Однако оставалось еще обвинение во взяточничестве. В письменном оправдании Татищев ограничился по этому поводу одной фразой: "Делающему мзда не по благодати, а по делу". Когда он прибыл в Петербург и предстал перед царем и следственной комиссией, Петр потребовал объяснить, что он имел в виду. Татищев охотно пояснил, что взятка только тогда может считаться преступлением, когда подкупленный чиновник принимает несправедливое решение. Если же чиновник решает дело по закону, по справедливости и в должном порядке, то его нельзя наказывать за то, что он принял "правое возблагодарение".
Татищев заявил, что не может быть ничего предосудительного в "возблагодарении" от просителя, если чиновник работал над его делом после окончания рабочего дня, если не разводил бюрократическую волокиту и если по настоянию просителя решил его дело, как более срочное, прежде других. "Если я вижу, что мой труд не втуне будет, то я не токмо после обеда и ночью потружуся, - добавил Татищев, - игры, карты, собаки и беседы или прочие увеселения оставлю, не смотря на регистр [приемные часы], нужнейшие прежде ненужного решу, чем как себе, так просителю пользу принесу. И за мзду взятую - от Бога и Вашего Величества по правде, сужден быть не могу". Петр на это потрясающее оправдание ответил в том духе, что, дескать, это все, конечно, правда, да только если добросовестным чиновникам позволить брать "возблагодарения", то что ж станут вытворять бессовестные...
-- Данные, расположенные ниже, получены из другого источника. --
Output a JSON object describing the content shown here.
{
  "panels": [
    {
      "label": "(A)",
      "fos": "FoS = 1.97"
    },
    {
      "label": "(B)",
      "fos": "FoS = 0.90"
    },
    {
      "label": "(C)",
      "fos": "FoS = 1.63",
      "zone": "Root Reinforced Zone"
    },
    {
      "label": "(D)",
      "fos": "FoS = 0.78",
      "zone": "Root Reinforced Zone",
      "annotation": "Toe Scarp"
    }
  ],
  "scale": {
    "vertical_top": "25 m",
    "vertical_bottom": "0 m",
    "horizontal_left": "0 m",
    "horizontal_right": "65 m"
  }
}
В итоге царь порешил, что лучше бессовестных оставить без наказания, чем наказать добросовестного Татищева. Он был оправдан, получил повышение и вскоре уехал в Швецию перенимать передовой опыт в области черной металлургии, а на Демидова за клевету был наложен громадный штраф (вскоре, впрочем, прощенный).
Впоследствии Татищеву не раз и не два припоминали его собственное признание в принятии мзды. На что он с полным правом мог бы возразить, что он-то, по крайней мере, сам признался и удосужился придумать какое-никакое оправдание. А главное - совесть-то у него была спокойна. Ведь была же она спокойна у гоголевского Ляпкина-Тяпкина, который "говорил всем открыто, что берет взятки, но чем взятки? Борзыми щенками. Это совсем иное дело".